Among Africans, support for international intervention was not uniform.

Thirty percent of respondents in GlobeScan's poll said they would prefer to see U.N. peacekeepers take charge in situations like Darfur's, compared to 22 percent who favored AU intervention. Only five percent said they would support intervention by a wealthy non-African country acting alone.

Support for U.N. military intervention was strongest in Ghana (80 percent), Kenya (75 percent), Nigeria and Tanzania (66 percent), Zimbabwe (65 percent), and Cameroon (64 percent). It was weakest in Angola (55 percent), and South Africa (47 percent).

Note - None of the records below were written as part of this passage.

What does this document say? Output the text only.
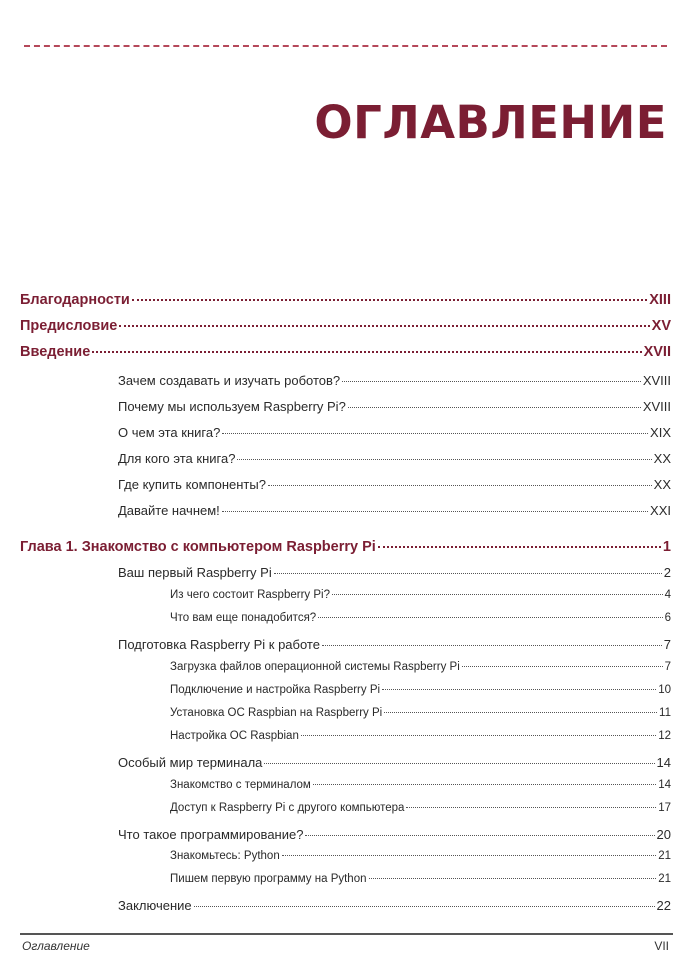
ОГЛАВЛЕНИЕ
Благодарности	XIII
Предисловие	XV
Введение	XVII
Зачем создавать и изучать роботов?	XVIII
Почему мы используем Raspberry Pi?	XVIII
О чем эта книга?	XIX
Для кого эта книга?	XX
Где купить компоненты?	XX
Давайте начнем!	XXI
Глава 1. Знакомство с компьютером Raspberry Pi	1
Ваш первый Raspberry Pi	2
Из чего состоит Raspberry Pi?	4
Что вам еще понадобится?	6
Подготовка Raspberry Pi к работе	7
Загрузка файлов операционной системы Raspberry Pi	7
Подключение и настройка Raspberry Pi	10
Установка ОС Raspbian на Raspberry Pi	11
Настройка ОС Raspbian	12
Особый мир терминала	14
Знакомство с терминалом	14
Доступ к Raspberry Pi с другого компьютера	17
Что такое программирование?	20
Знакомьтесь: Python	21
Пишем первую программу на Python	21
Заключение	22
Оглавление	VII
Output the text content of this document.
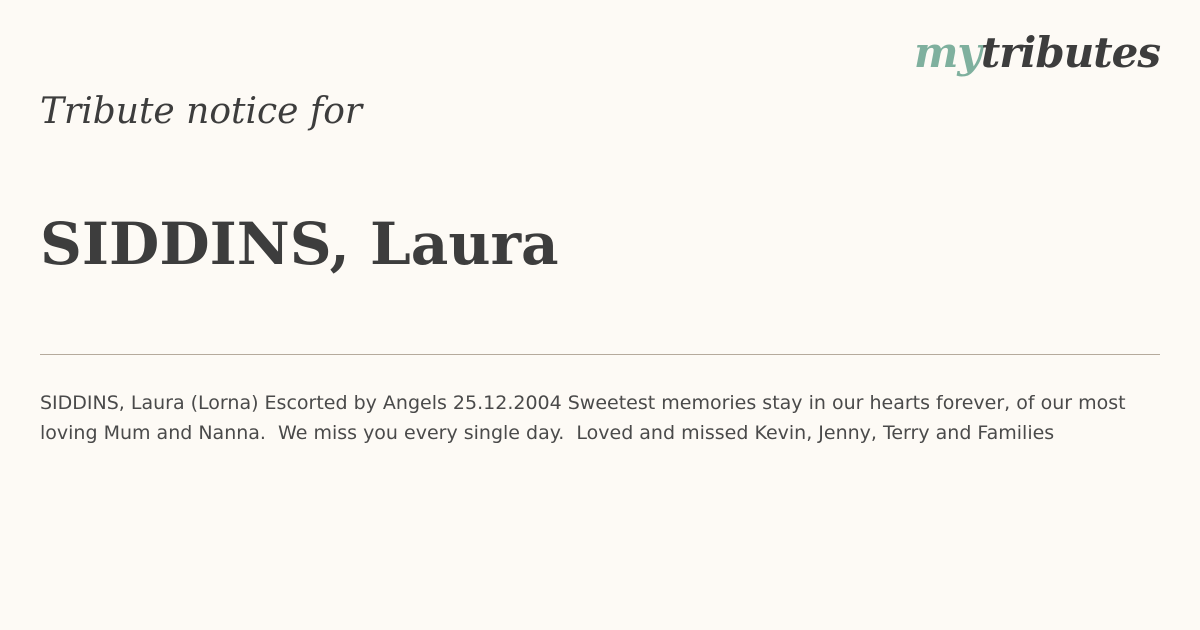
mytributes
Tribute notice for
SIDDINS, Laura

SIDDINS, Laura (Lorna) Escorted by Angels 25.12.2004 Sweetest memories stay in our hearts forever, of our most loving Mum and Nanna.  We miss you every single day.  Loved and missed Kevin, Jenny, Terry and Families
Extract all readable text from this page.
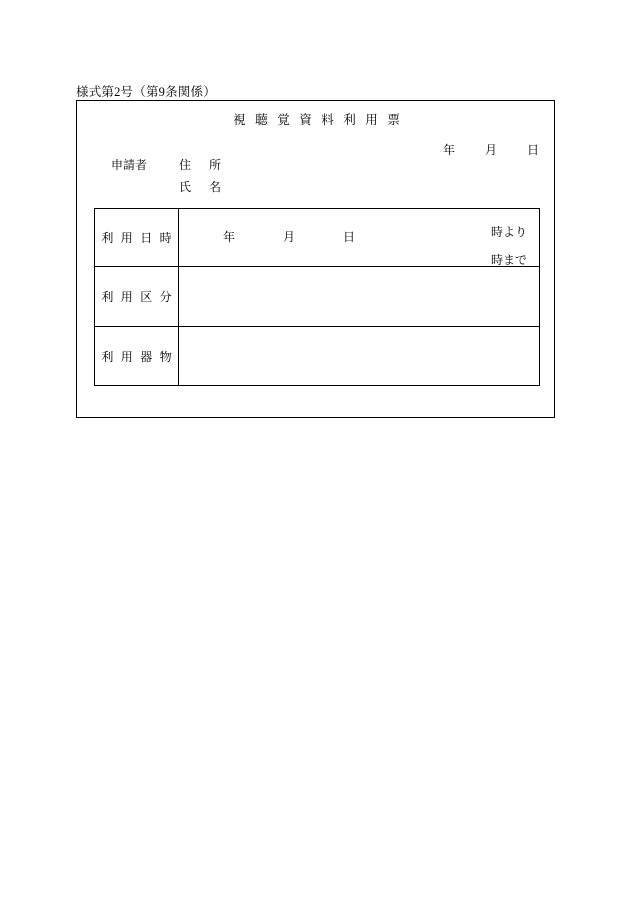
様式第2号（第9条関係）
視 聴 覚 資 料 利 用 票
年	月	日
申請者	住　所
氏　名
利 用 日 時	年 月 日 時より
時まで

利 用 区 分	
利 用 器 物	
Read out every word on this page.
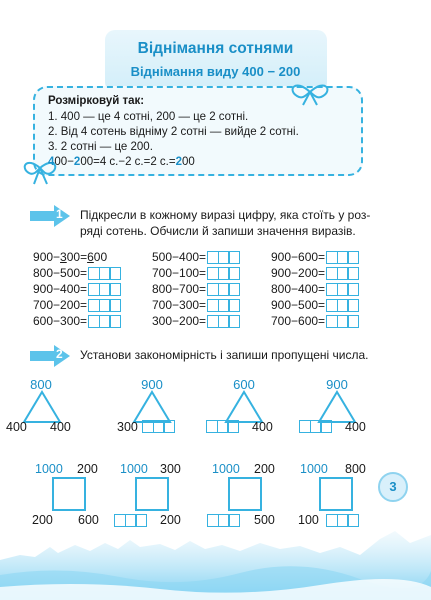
Віднімання сотнями
Віднімання виду 400 − 200
Розмірковуй так:
1. 400 — це 4 сотні, 200 — це 2 сотні.
2. Від 4 сотень відніму 2 сотні — вийде 2 сотні.
3. 2 сотні — це 200.
400−200=4 с.−2 с.=2 с.=200
1 Підкресли в кожному виразі цифру, яка стоїть у роз-
ряді сотень. Обчисли й запиши значення виразів.
900−300=600
800−500=
900−400=
700−200=
600−300=
500−400=
700−100=
800−700=
700−300=
300−200=
900−600=
900−200=
800−400=
900−500=
700−600=
2 Установи закономірність і запиши пропущені числа.
800
400 400
900
300
600
400
900
400
1000 200
200 600
1000 300
200
1000 200
500
1000 800
100
3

The greatest number of people rejecting any foreign military intervention was in Cameroon (20 percent) and the smallest number was in Ghana (6 percent), GlobeScan said.

The polls were released as the prosecutor of the fledgling International Criminal Court said Wednesday he would proceed with an investigation into murder and rape in Darfur even though Sudan planned to conduct its own trials.

Luis Moreno-Ocampo, in his first appearance before the U.N. Security Council, said he would press on in probing atrocities in Darfur, including those possibly perpetrated by senior Sudanese government and military officials.

Darfur is the first case the U.N. Security Council has referred to the court. Sudan had said it would not extradite any of its citizens and instead announced it would hold its own trials. On Wednesday, news reports said Sudan's U.N. ambassador, Elfatih Erwa, told reporters that the question of extradition remained hypothetical as the government in Khartoum had not yet been asked to hand over any suspects.

Separately, the U.N.'s top humanitarian official in Khartoum said Tuesday that international aid had helped to bring the death rate in Darfur below crisis levels but warned that if fighting were to resume or aid supplies were to dry up, the situation would deteriorate rapidly.

U.N. Humanitarian Coordinator for Sudan Manuel Aranda Da Silva, said a U.N. survey showed that the death rate in Darfur between November and May had fallen to 0.8 deaths per day per 10,000 people, three times lower than at the height of the crisis a year ago, according to news reports from the Sudanese capital. The U.N. uses an international crisis threshold of one death per 10,000.